Table 1 Characteristics of the study population forming the new cohort that were merged by the NUTRIMENTHE Global Database (Mean values and standard deviations)

* χ 2 test.

Description of the NUTRIMENTHE Neuropsychological Battery

No neuropsychological tests were available with versions for all participating countries, (Belgium, Germany, Italy, The Netherlands, Poland and Spain). Thus, to assess the child’s neurocognitive development, a comprehensive neuropsychological battery was specifically developed for the NUTRIMENTHE project: the NUTRIMENTHE Neuropsychological Battery (NNB). Criteria used to choose the neuropsychological tests were as follows: (1) tests to assess the main neuropsychological domains; (2) tests appropriate for 7–9 year-old children; (3) tests with low verbal stimulus in order to reduce the influence of language; (4) when possible, tests with reduced cultural influence. Most of the tests identified were not available in many of the countries participating in the NUTRIMENTHE project. When a chosen test was not available in one country, procedures were put in place to translate and culturally adapt the test. Finally, the NNB was culturally adapted and translated into six languages and implemented in six European countries. A back-translation procedure was followed to translate the tests. First, instructions were translated from Spanish to each language by a translator, and another expert translated the tests from each language to Spanish. Both versions were compared and discrepancies were sorted out.

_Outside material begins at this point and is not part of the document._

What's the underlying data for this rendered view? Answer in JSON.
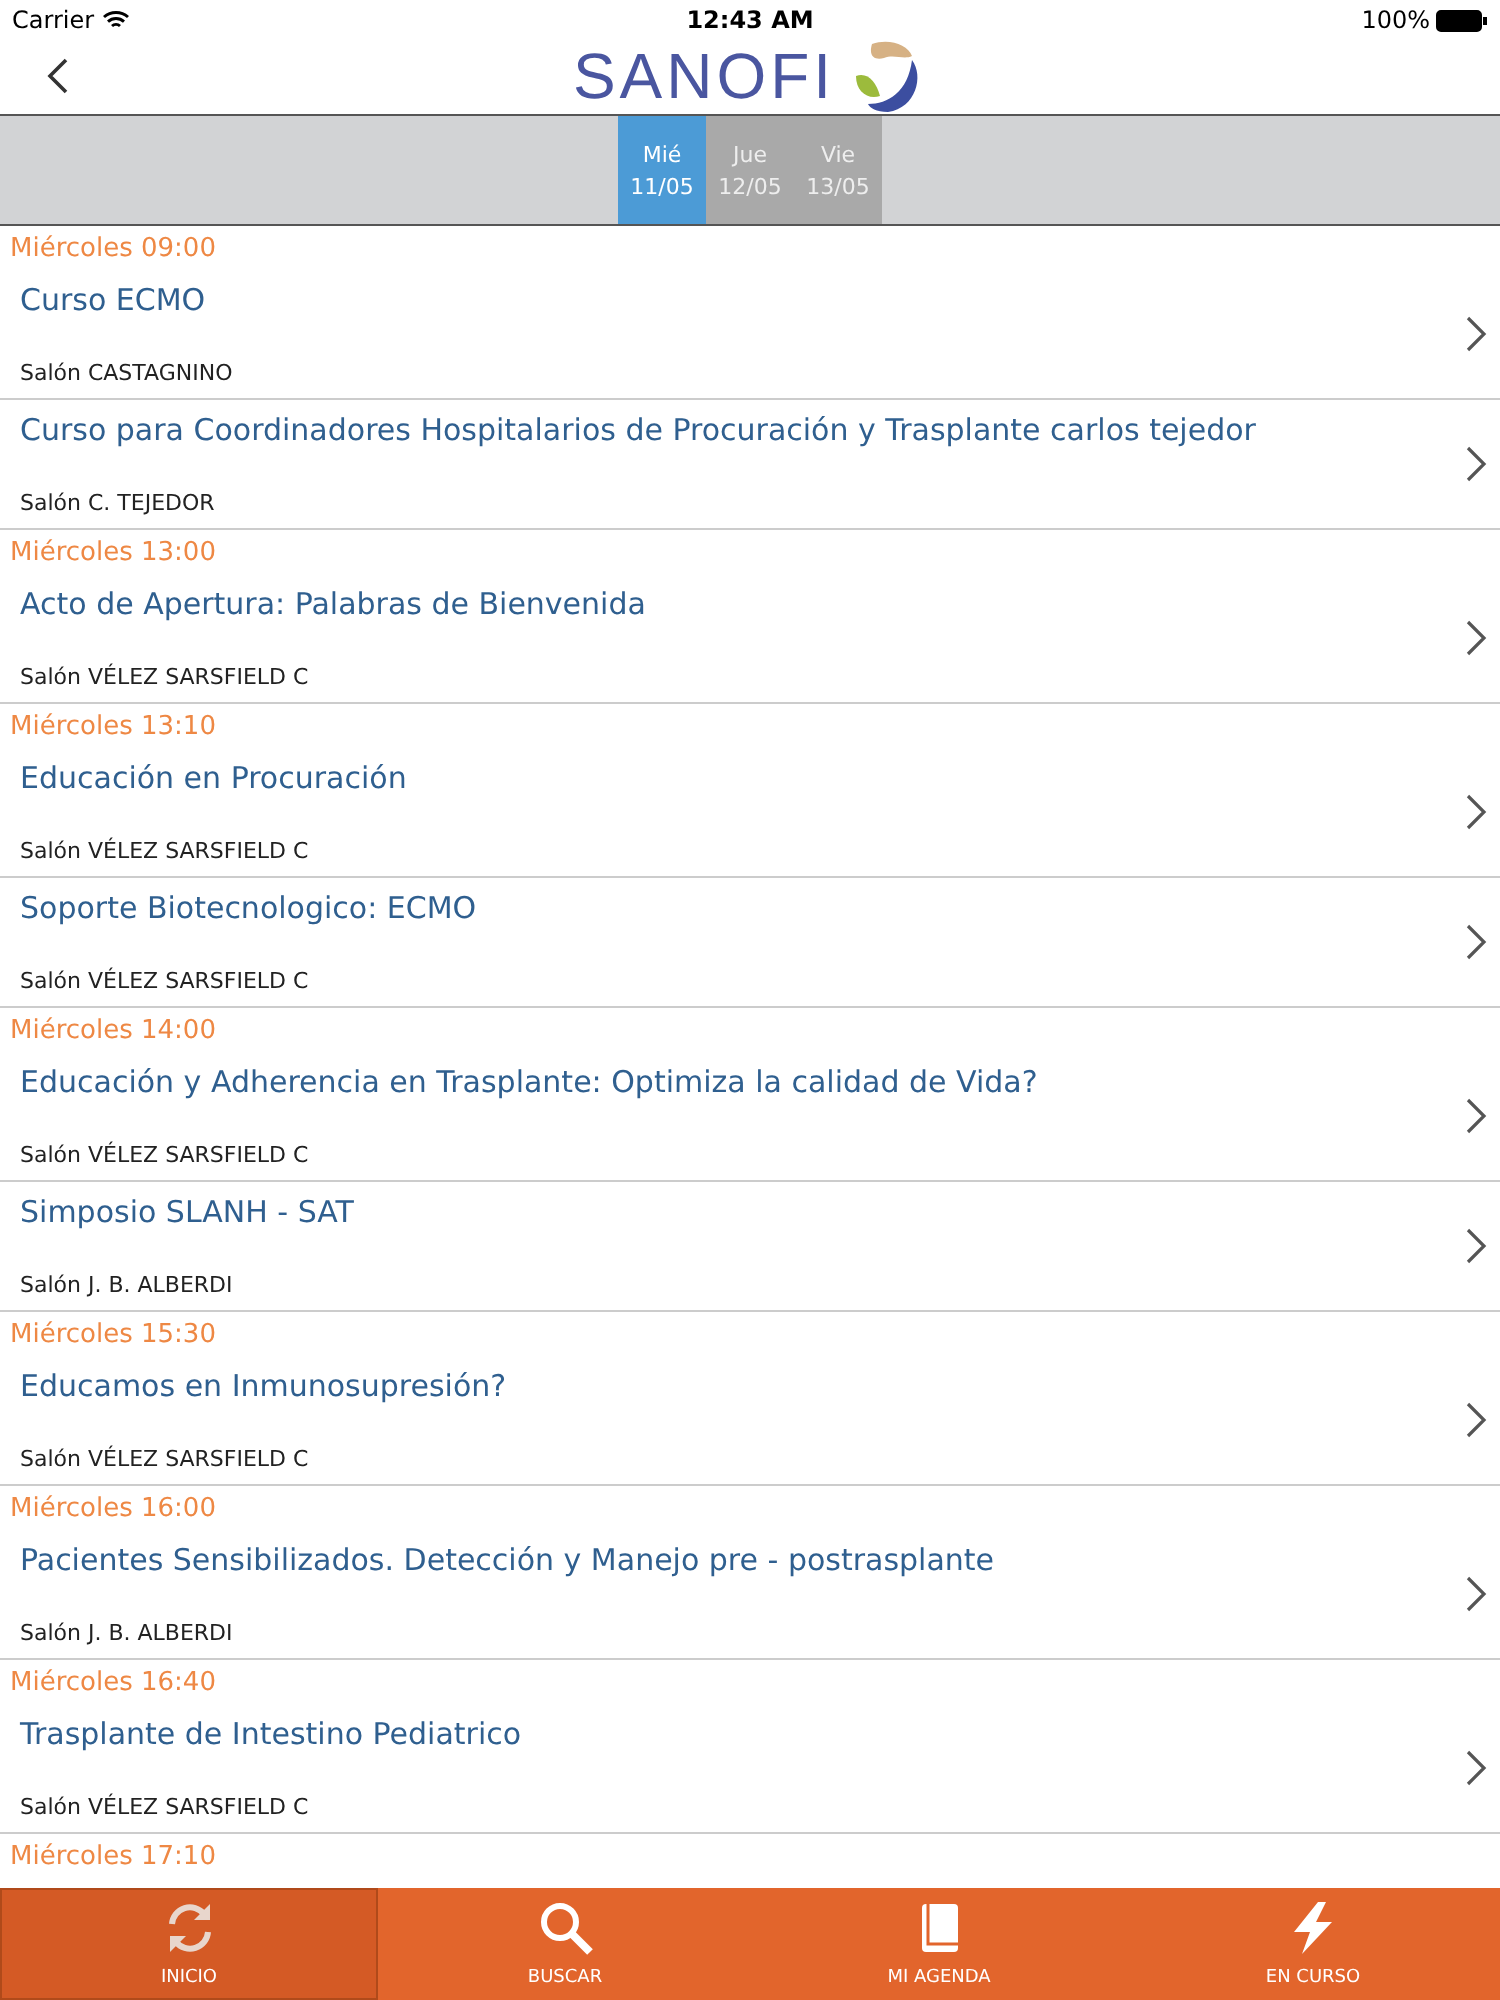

The cognitive tests’ battery consists of fifteen tests to assess seven domains( Reference Snodgrass and Vanderwart 47 –59): processing speed, perception, motor, memory, attention, language and executive functions, which are described in Table 2 (full description in the online Supplementary Material). For each subtest, we calculated sex and country internal z-scores. Finally, neuropsychological data from 880 European children were used in the statistical analyses included in the present study.

Table 2 NUTRIMENTHE Neuropsychological Battery: test description

Selected tests were culturally adapted and translated into six languages (Spanish, German, Italian, French, Dutch and Polish) by experts in the field, after obtaining approval from the owners of the copyrights; in addition, licences were obtained for all children to be assessed in the six countries. Tests were administered by health professionals (most of them psychologists) in each country who had been previously trained centrally by the University of Granada, and provided with Standard Operating Procedure (SOP) Manuals, which also included the assessment conditions (i.e. a quiet room without interruptions, without any other person in the room, and conducting the assessment during the afternoon); The training sessions were carried out through several face-to-face meetings organised within the NUTRIMENTHE framework, where different quality control skills were demonstrated under the supervision of an expert from the University of Granada, until all professionals involved revealed very good inter-subject reliability (intraclass correlation coefficient>0·70 in all cases). All queries were answered and agreements reached regarding the characteristics of each country for the interpretation of the tests. A NUTRIMENTHE blog containing all SOP was placed in the intranet of the NUTRIMENTHE website, where all researchers could ask questions and provide solutions to problems easily as required.

Statistical analysis

All scores were entered in the NGDB, consisting of the raw scores of the dependent variables obtained from the neuropsychological tests. Each individual score was subtracted from the corresponding country and sex mean and divided by the corresponding country and sex standard deviation in order to obtain the standardisation by country and sex. This standardisation was performed to reduce effect and noise due to countries. ‘Leaving-one-out’ standardisation (each observation was standardised using the mean and standard deviation of the particular sample excluding the individual score) was performed in order to eliminate probable effects of extreme values. As there were no differences between the results obtained after applying ‘leaving-one-out’ and normal standardisation, ‘leaving-one-out’ standardised scores were not considered in the present analysis. To reduce the number of statistical analyses, a reduced set of dependent variables was selected.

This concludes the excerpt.